Inquiring minds are taking in a Denver Post article on the S&P/Case-Shiller 20-city index report released Tuesday showing home prices declined in 18 of the 20 cities. Even San Francisco and San Diego, which had posted strong increases just a few months ago are now seeing falling prices:
“Unemployment is still high, people are afraid of losing their homes and credit is hard to get,” said Maureen Maitland, vice president of Standard & Poor’s indices.
Not surprisingly, the falling prices were blamed on foreclosures:
The biggest weight on prices going forward is foreclosures, which sell at steep discounts and lower nearby property values. About 2 million loans are in foreclosure, and another 2.4 million borrowers have missed at least 90 days of mortgage payments, according to LPS Applied Analytics.
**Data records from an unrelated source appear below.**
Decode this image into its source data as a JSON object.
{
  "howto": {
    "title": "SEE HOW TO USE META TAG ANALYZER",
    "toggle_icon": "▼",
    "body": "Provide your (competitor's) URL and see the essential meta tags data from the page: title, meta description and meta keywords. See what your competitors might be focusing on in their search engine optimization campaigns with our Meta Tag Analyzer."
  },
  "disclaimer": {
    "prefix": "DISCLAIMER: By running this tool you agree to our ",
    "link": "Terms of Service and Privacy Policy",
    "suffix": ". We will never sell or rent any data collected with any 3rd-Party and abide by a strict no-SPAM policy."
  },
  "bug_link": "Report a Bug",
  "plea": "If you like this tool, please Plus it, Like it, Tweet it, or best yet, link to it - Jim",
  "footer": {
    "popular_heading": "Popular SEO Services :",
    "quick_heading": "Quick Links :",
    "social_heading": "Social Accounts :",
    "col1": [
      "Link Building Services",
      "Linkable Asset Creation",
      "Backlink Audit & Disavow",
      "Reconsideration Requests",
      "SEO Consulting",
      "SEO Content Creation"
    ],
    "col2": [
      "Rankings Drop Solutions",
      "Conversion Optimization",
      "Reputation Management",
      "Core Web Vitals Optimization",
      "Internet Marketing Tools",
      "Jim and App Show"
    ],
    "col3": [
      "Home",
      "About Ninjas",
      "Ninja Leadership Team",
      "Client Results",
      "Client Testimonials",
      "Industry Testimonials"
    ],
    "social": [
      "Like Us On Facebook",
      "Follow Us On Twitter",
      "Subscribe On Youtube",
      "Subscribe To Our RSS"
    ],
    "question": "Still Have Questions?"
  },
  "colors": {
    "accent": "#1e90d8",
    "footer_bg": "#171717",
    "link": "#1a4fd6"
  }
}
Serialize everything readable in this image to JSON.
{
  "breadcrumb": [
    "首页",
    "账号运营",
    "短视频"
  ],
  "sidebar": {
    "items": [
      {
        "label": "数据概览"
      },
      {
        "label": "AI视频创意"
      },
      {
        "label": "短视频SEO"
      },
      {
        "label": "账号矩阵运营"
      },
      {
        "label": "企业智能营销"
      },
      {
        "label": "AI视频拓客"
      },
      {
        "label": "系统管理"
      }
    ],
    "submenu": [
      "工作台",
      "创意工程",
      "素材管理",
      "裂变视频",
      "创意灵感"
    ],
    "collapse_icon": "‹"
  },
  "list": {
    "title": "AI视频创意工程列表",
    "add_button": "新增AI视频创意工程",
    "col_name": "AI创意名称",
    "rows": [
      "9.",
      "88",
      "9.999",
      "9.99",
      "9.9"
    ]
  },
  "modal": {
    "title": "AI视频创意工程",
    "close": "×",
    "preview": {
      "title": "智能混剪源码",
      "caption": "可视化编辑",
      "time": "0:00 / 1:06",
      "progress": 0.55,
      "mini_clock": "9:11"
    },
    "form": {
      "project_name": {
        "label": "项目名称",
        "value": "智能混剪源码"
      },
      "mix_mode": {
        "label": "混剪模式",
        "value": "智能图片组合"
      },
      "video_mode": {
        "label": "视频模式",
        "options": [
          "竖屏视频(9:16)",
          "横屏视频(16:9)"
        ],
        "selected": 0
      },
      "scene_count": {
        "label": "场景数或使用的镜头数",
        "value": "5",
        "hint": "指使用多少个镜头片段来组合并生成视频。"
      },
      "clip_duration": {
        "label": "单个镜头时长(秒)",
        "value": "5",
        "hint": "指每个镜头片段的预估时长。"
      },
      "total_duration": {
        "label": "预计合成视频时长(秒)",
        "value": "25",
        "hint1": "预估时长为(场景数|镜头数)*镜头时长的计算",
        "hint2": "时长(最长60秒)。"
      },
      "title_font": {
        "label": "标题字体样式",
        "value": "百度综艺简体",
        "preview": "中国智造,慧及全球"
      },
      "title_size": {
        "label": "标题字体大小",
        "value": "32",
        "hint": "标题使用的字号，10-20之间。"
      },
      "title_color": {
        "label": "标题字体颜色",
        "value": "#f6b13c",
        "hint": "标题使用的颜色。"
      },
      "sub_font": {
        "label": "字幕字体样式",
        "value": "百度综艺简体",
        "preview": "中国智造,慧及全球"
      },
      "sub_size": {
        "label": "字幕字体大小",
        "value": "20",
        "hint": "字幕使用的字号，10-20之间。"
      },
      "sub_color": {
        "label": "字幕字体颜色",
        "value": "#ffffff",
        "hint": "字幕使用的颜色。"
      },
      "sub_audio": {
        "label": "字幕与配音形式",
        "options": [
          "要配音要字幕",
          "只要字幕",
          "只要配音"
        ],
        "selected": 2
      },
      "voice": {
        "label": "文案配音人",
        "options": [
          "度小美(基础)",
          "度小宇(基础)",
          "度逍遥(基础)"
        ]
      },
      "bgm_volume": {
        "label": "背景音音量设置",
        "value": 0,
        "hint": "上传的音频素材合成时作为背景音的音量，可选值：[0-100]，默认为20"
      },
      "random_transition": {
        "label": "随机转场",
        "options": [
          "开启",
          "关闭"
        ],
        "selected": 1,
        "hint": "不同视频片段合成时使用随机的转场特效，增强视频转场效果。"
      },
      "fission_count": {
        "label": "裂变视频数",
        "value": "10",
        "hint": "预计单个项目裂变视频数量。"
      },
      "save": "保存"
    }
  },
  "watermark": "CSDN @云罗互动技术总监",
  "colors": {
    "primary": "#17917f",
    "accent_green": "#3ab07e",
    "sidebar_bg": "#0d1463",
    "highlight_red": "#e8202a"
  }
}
California looks to beginning the second leg down now that the federal tax credits have been removed from the market:
The outlook for California’s cities is more mixed. Three California cities in the Case-Shiller index — Los Angeles, San Diego and San Francisco — have seen home prices rebound sharply in the last year.
Yet, prices have softened in the last two months in those cities. Demand has weakened since federal home-buying tax credits expired in the spring. The Case-Shiller index is a moving, three-month average. The September figures are comprised of prices in July, August and September, so it would be the first month to show the full impact of the end of the tax credits.
“It doesn’t surprise me. The market around here in the spring was quite strong. You could almost call it hot. Now I actually have noticed there’s definitely a slowdown going on right now in real time,” Darin DeRenzis, a partner with L.A.-based Peninsula Sotheby’s International Realty.
If we could only live in a socialist command economy where subsidies could continue forever, eh?